I continue to follow the tracker as he makes a path to where another silverback lays in the leaves. Nearby a number of gorilla feed. The youngsters coo in delight. A gorilla gets up near to where we’re standing and walks towards us. Odil gestures to make way and the gorilla walks right in front of us, so close they practically brush against my leg.
And then it is time to go. It doesn’t seem possible that an hour has passed, and it’s not until I go back through my photos that I realize the embarrassment of riches the hour has produced. Knowing our time with them is so limited—and wanting to make the most of it—seemed to make the time pass even more quickly than it did.
The tracker makes a path through the brush away from the family where we are met by the porters who have our bags and walking sticks. It’s surprisingly well-orchestrated, and I’m impressed by the communication between the groups.
Odil tells us that we can pause to eat our snacks before heading back to the village. She also tells us that this is where we’ll leave the trackers. They spend the entire day tracking the family, only leaving them at night so that they can once again find them in the morning.
I give my sack of snacks to the porters to share amongst themselves. I’m too excited to eat.
Our hike back to the village is surprisingly short. Along the way I ask how Odil got into guiding. She said she’d wanted to for a while and had friends who worked for the park. When they told her they were accepting applications she said she ran to the office to apply.
I ask her how many guides there are. Thirty-two, she says, of which only 3 are female. I ask her how old the oldest guide is. Sixty-seven. And how long has she been guiding? Thirteen years. I say she must have started guiding when she was seven. She laughs.
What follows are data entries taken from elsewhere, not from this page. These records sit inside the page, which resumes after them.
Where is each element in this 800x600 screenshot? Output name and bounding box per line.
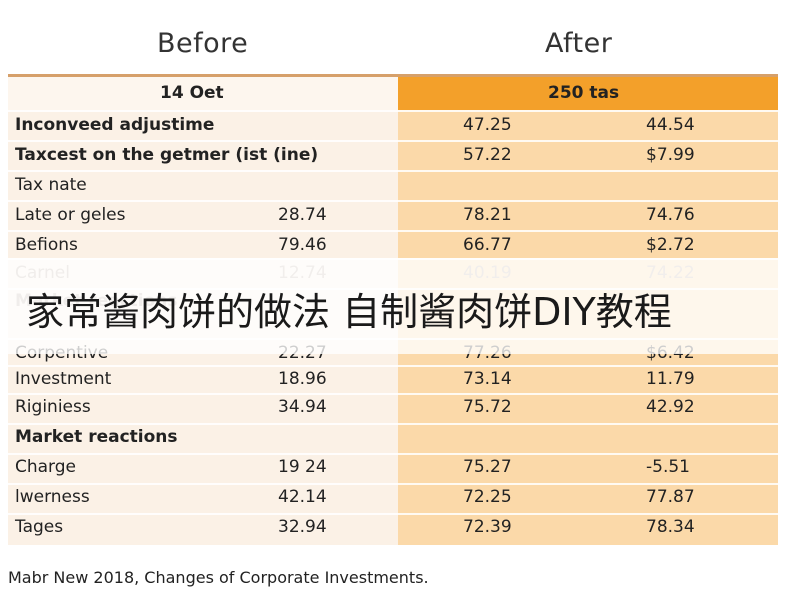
header-rule [8,74,778,77]
row-separator [8,365,778,367]
overlay-banner [0,258,800,354]
row-label: Befions [15,235,78,255]
row-separator [8,200,778,202]
row-label: Tages [15,517,64,537]
row-separator [8,230,778,232]
after-value-1: 75.72 [463,397,512,417]
comparison-table: 14 Oet 250 tas Inconveed adjustime 47.25 4… [8,77,778,545]
after-value-2: 11.79 [646,369,695,389]
after-value-2: 42.92 [646,397,695,417]
row-separator [8,393,778,395]
row-label: Riginiess [15,397,91,417]
table-header-right: 250 tas [548,83,620,103]
row-label: Investment [15,369,112,389]
row-label: lwerness [15,487,90,507]
after-value-1: 72.39 [463,517,512,537]
after-value-2: -5.51 [646,457,690,477]
before-value: 19 24 [278,457,327,477]
after-value-2: $7.99 [646,145,695,165]
after-value-1: 47.25 [463,115,512,135]
row-separator [8,483,778,485]
before-value: 18.96 [278,369,327,389]
table-header-right-bg [398,77,778,110]
after-value-1: 66.77 [463,235,512,255]
before-value: 28.74 [278,205,327,225]
table-header-left: 14 Oet [160,83,224,103]
table-header-left-bg [8,77,398,110]
table-caption: Mabr New 2018, Changes of Corporate Inve… [8,568,429,587]
row-separator [8,110,778,112]
row-separator [8,513,778,515]
row-separator [8,453,778,455]
row-label: Market reactions [15,427,178,447]
row-label: Late or geles [15,205,126,225]
after-value-2: 44.54 [646,115,695,135]
after-value-1: 78.21 [463,205,512,225]
row-label: Tax nate [15,175,87,195]
before-value: 34.94 [278,397,327,417]
after-value-1: 57.22 [463,145,512,165]
after-value-2: 78.34 [646,517,695,537]
row-label: Charge [15,457,77,477]
after-value-1: 75.27 [463,457,512,477]
after-heading: After [545,28,613,59]
after-value-2: 77.87 [646,487,695,507]
after-value-2: $2.72 [646,235,695,255]
row-separator [8,170,778,172]
row-separator [8,140,778,142]
before-value: 32.94 [278,517,327,537]
after-value-2: 74.76 [646,205,695,225]
before-value: 42.14 [278,487,327,507]
row-separator [8,423,778,425]
row-label: Taxcest on the getmer (ist (ine) [15,145,319,165]
after-value-1: 73.14 [463,369,512,389]
banner-title: 家常酱肉饼的做法 自制酱肉饼DIY教程 [26,290,672,334]
after-value-1: 72.25 [463,487,512,507]
before-value: 79.46 [278,235,327,255]
row-label: Inconveed adjustime [15,115,215,135]
before-heading: Before [157,28,249,59]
I ask if she’s ever named a gorilla. She says yes. Nziza, which means “beautiful” in Kinyarwandan
Back at the jeep two locals have set up a small table and are selling t-shirts and trinkets. I admire their entrepreneurship. Two women from our small party look over their wares, hold up t-shirts for sizing.
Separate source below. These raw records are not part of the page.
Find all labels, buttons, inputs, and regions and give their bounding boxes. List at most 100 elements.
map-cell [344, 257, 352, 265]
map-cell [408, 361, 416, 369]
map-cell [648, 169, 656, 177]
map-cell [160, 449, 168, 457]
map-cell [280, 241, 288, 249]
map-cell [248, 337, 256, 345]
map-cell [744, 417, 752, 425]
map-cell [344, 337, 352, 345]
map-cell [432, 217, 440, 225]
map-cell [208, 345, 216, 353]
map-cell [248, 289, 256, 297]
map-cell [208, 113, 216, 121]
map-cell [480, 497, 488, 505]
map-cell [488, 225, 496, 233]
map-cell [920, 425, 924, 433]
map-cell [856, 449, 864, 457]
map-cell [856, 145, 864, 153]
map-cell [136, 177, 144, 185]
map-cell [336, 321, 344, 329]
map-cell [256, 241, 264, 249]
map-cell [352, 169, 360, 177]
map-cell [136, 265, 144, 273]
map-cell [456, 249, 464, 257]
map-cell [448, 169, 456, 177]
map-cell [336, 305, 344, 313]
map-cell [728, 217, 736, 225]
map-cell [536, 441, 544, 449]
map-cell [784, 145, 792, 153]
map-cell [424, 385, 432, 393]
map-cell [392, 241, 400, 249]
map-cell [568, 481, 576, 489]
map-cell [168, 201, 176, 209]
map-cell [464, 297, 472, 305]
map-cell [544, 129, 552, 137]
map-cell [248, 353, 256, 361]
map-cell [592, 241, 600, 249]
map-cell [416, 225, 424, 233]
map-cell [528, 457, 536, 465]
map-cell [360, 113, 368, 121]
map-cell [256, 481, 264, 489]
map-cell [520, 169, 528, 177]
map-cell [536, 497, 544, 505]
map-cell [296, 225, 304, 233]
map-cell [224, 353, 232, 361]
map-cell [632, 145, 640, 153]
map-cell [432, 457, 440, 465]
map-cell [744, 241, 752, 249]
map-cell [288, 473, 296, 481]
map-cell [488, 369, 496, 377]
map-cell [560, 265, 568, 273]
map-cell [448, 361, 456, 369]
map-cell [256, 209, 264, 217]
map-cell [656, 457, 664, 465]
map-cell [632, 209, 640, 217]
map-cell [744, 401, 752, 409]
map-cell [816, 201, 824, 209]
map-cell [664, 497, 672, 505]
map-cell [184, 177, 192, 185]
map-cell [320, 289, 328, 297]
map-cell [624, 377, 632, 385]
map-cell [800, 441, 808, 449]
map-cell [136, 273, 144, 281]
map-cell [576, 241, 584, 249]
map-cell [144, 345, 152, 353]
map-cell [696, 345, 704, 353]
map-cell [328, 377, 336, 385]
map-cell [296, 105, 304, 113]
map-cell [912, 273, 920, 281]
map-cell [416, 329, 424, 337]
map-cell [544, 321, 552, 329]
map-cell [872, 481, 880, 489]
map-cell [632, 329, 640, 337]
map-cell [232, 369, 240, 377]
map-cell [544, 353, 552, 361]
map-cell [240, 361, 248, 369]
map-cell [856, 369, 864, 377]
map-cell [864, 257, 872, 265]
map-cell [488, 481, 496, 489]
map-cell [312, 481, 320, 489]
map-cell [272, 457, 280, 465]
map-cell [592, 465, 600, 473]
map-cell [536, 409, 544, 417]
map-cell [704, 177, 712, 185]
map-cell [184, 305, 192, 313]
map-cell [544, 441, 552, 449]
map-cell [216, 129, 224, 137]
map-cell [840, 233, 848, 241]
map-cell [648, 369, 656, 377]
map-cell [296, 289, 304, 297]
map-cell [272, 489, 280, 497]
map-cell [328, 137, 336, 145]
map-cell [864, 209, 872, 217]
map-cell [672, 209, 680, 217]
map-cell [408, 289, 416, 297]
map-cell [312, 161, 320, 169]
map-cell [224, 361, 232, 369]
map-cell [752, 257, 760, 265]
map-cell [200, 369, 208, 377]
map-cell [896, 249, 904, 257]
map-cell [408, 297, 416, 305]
As we start to set off for our Pathfinders I jokingly ask Odil if she’s taking the Wilderness Pathfinder because it’s the nicest of them all. She laughs and says no; it’s heading in the direction she needs to go.
I ask her if I can take her photo and she agrees. I take a few. So many, she says. It’s all in the edit, I tell her. I ask her for her contact info so I can send them to her.
On the drive back we hear the now-familiar chorus of Abazungu! Abazungu! from children by the side of the road. It’s like a song, Hussein says as he mimics their voices in the car and laughs. I wave back to any child that waves at us. I feel like royalty.
We bump back along the road past the same villages and fields we’d seen in the morning. There’s a little more activity and I’m a little more awake so I take the time to document a few of the sights along the way: villagers collecting water from kiosks, the beautiful green fields, the finely-arranged cultivated hills.
Back at the lodge, the gaiters, my shoes, and my socks are removed for me and my feet are guided into awaiting slippers. I take a quick shower and then head to lunch. I’ve picked up a copy of Gorillas in the Mist from the lodge’s library and afterwards take Dian Fossey with me to a lounge chair by the pool.
I spent many years longing to go to Africa, because of what that continent offered in its wilderness and great diversity of free-living animals, Fossey writes.
I think back to my own dreams of Africa. I think back to Mrs. Pembroke, my social studies teacher, who told us of her summer trip to Kenya in the first days of sophmore year. Africa seemed so far away and so impossible to comprehend. I didn’t even know about the mountain gorillas then. The Rwandan genocide was years away, though the seeds had long been sewn.
And now, as I write this, I’m already planning my return to Africa again, and again, and again.